Queuing system (SLURM)
MARCC uses SLURM (Simple Linux Universal Resource Manager) to manage resource scheduling and job submission. SLURM is an open source application with active developers and an increasing user community. It has been adopted by many HPC centers and universities. All users must submit jobs to the scheduler for processing, that is “interactive” use of login nodes for job processing is not allowed. Users who need to interact with their codes while these are running can request and interactive session using the script “interact”, which will submit a request to the queuing system that will allow interactive access to the node.
Slurm uses “partitions” to divide types of jobs (partitions are called queues on other schedulers). MARCC defines a few partitions that will allow sequential/shared computing and parallel (dedicated or exclusive nodes), GPU jobs and large memory jobs. The default partition is set to sequential. There is also a partition called “debug” that can use as many as 2 nodes. The following table describes the attributes for the different partitions:
Note on the scavenger partition
The scavenger partition is meant as a stop-gap once the group has run out of regular allocated hours. It requires the use of
|Partition||Default/Max time (hours)||Default/Max cores per node||Default/Max Mem per node||Serial/Parallel||Backfilling|
|shared||1 hour / 100 hours||1 / 24||5 GB / 128 GB||Serial, multi-thread||Shared|
|unlimited||Unlimited; jobs not guaranteed to complete||1 / 24||5 GB / 128 GB||Serial, parallel||Shared|
|parallel||1 hour / 100 hours||24 / 24||5 GB / 128 GB||Parallel||Exclusive|
|gpu||1 hour / 100 hours||1 / 24||5Gb / 128GB CPU|
20 GB GPU
|lrgmem||1 hour / 100 hours||1 / 48||120GB / 1024GB||Serial, parallel||Shared|
|scavenger||6 hours||1/24||5GB / 128GB||Serial, parallel||Shared|
Here is a list of useful SLURM commands. The equivalent commands for Torque/Maui are given for reference. NOTE: users can still use torque commands like qsub, qdel, qstat.

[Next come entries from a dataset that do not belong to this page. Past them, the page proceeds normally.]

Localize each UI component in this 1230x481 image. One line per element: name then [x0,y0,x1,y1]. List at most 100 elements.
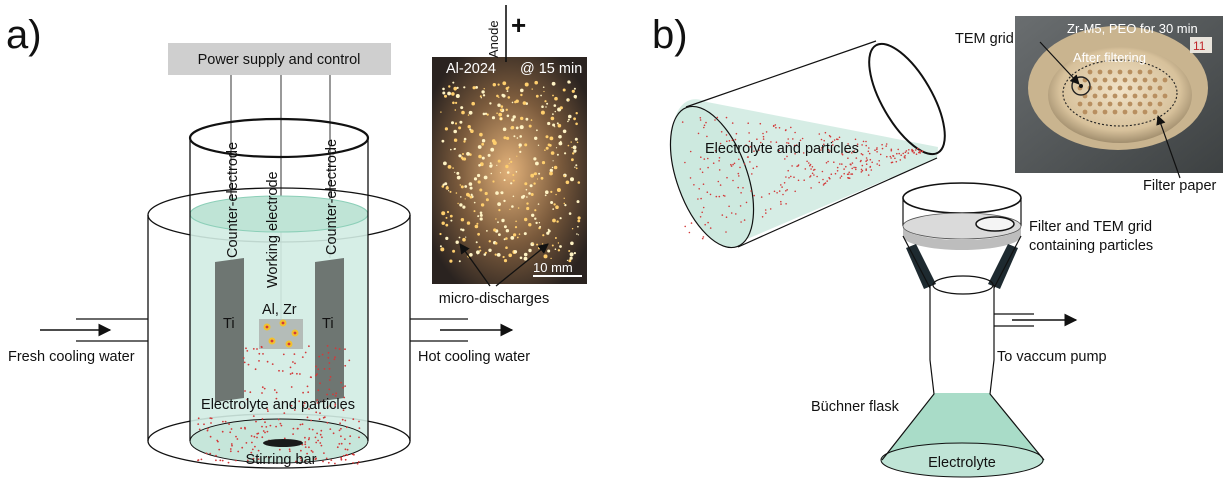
particle [292,361,294,363]
particle [338,443,341,445]
particle [699,117,702,119]
filter-hole [1112,109,1118,115]
sparkle [510,182,513,185]
sparkle [447,165,452,169]
sparkle [480,203,485,207]
particle [786,189,788,191]
particle [898,152,900,155]
sparkle [491,116,496,120]
particle [242,357,245,359]
particle [209,417,212,419]
particle [215,459,217,462]
particle [241,446,244,449]
sparkle [510,160,513,163]
particle [267,410,269,412]
particle [221,430,224,433]
particle [333,358,336,361]
particle [756,138,758,140]
particle [256,436,258,439]
particle [700,197,702,200]
particle [358,436,360,439]
sparkle [552,113,554,115]
sparkle [531,213,535,217]
particle [717,180,720,183]
filter-hole [1092,109,1098,115]
particle [859,160,862,163]
filter-hole [1157,85,1163,91]
sparkle [573,94,577,99]
particle [344,348,346,351]
tilted-opening [868,42,946,156]
sparkle [517,207,520,209]
after-filtering-label: After filtering [1073,50,1146,65]
sparkle [567,144,570,147]
sparkle [473,177,478,181]
power-supply-box [168,43,391,75]
particle [759,122,762,125]
sparkle [512,115,516,119]
particle [332,393,334,396]
particle [352,418,355,421]
particle [345,426,348,429]
discharge-arrow-right [495,243,549,287]
sparkle [524,82,529,87]
particle [918,151,920,154]
counter-electrode-left-label: Counter-electrode [225,142,241,258]
particle [803,179,805,181]
particle [299,457,302,459]
particle [702,236,705,238]
sparkle [457,202,459,205]
fresh-water-label: Fresh cooling water [8,349,135,365]
tem-grid-on-filter [975,216,1015,232]
sparkle [505,246,508,249]
filter-hole [1122,109,1128,115]
particle [230,428,233,430]
particle [356,462,359,465]
sparkle [446,210,450,214]
particle [703,158,706,160]
particle [775,141,778,143]
particle [841,163,843,165]
sparkle [459,203,463,207]
sparkle [542,86,545,88]
sparkle [462,157,467,161]
sparkle [506,136,510,140]
particle [316,373,318,375]
sparkle [523,256,528,261]
particle [821,147,823,149]
particle [764,209,767,211]
particle [756,165,758,168]
sparkle [563,197,565,199]
particle [865,140,867,143]
particle [876,148,878,151]
sparkle [489,162,492,165]
particle [740,221,742,223]
particle [251,441,253,444]
sparkle [461,228,465,232]
particle [316,399,319,401]
particle [216,439,219,442]
anode-plus: + [511,10,526,40]
particle [278,448,281,451]
particle [801,137,804,140]
particle [721,214,724,216]
particle [874,149,876,151]
sparkle [540,94,542,97]
sparkle [481,142,485,146]
particle [895,160,898,163]
particle [869,166,871,168]
sparkle [544,194,547,197]
particle [788,177,790,179]
panel-a: a) Power supply and control Fresh coolin… [6,5,587,469]
particle [921,150,924,153]
particle [746,156,749,158]
particle [812,169,815,171]
particle [836,166,839,169]
sparkle [505,237,508,240]
sparkle [522,101,527,105]
sparkle [552,160,554,162]
filter-hole [1097,69,1103,75]
filter-hole [1132,109,1138,115]
sparkle [471,101,476,106]
sparkle [483,253,487,256]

|Submit a job script||sbatch script-name (qsub available)||qsub script-name|
|Queue list and features||sinfo||qstat -Q|
|Node list||sinfo||pbsnodes -l|
|List all jobs||squeue||qstat -a|
|List jobs by user||squeue -u [userid]||qstat -u|
|Check job status||squeue [job-id] (qstat -a avail)||qstat -a [job-id]|
|Delete a job||scancel [job-id] (qdel avail)||qdel job-id|
|Hold a job||scontrol hold|
|Release a held job||scontrol release|
|Change job resources||scontrol update|
|Show finished jobs||sacct|
SLURM will set or preset environmental variables that can be used in your script. Here is a table with the most common variables and a LOG file of the SLURM variables et by a SLURM job.
|Submit Directory||$SLURM_SUBMIT_DIR (default)||$PBS_O_WORKDIR|
|Job Array Index||$SLURM_ARRAY_TASK_ID||$PBS_ARRAYID|
This is a list of the most common flags that any user may include on scripts to request different resources and features for jobs.
|Wall time hours||#SBATCH -t[min] or -t[days-hh:min:sec]|
|Number of nodes requested||#SBATCH -N min-max|
|Number of core per node reqeusted|
|send mail at the end of teh job|
|user's email address|
|Copy user's environment|
|Account to Charge|
|Quality of Service|
|Use specific resource|
Important Flags for your jobs
Users need to pay special attention to these flags because proper management will benefit both the user and the scheduler:
Walltime requested using
--time should be larger than, but close to, actual processing time. If the requested time is not enough, the job will be aborted before the program finishes and results may be lost, while SU’s will still be charged from your allocation. On the other hand, if the requested time is too long, the job will remain in the queue for a longer time as the scheduler tries to allocate the resources needed. Once resources are allocated to your job these will be unavailable for other jobs and will affect the scheduler’s ability to most efficiently allocate resources for all users.
Nodes, tasks, and cpus
Dedicated nodes can be specified with the
--exclusive flag and all CPUs and memory for each node will be allocated. Programs that rely heavily on data transfer between tasks may be suited for exclusive nodes. If exclusive nodes are not needed, whether the jobs are too small for a single node or do not leverage shared memory, the
--shared flag will designate that a fraction of each node may be used.
Parallel processing may be done with either multiple processes, threads, or a combination of both. A single process may have multiple threads sharing memory. Multiple processes require some form to communicate, for example MPI. In SLURM, the number of processes is controlled by setting the number of “tasks”, while threads are controlled by the number of “cpus” (see below for relevant flags).
The number of nodes can be specified using the
-N flags and takes the form of min-max (e.g. 2-4). If a single number is given, the scheduler will only allocate that number of nodes. You can also specify the resources needed by giving the number of tasks with
-n along with the number of
--cpus-per-task, in which case the scheduler will decide on the appropriate number of nodes for your job. You may also specify the number
--ntasks-per-node, which will multiply
--cpus-per-task if both are used. Be aware that if you ask for more CPUs than are available in a single node, the scheduler will refuse your request and throw an exception. Finally, you may also request a minimum number of CPUs with the
--mem flag specifies the total amount of memory per node. The
--mem-per-cpu specifies the amount of memory per allocated CPU. The two flags are mutually exclusive.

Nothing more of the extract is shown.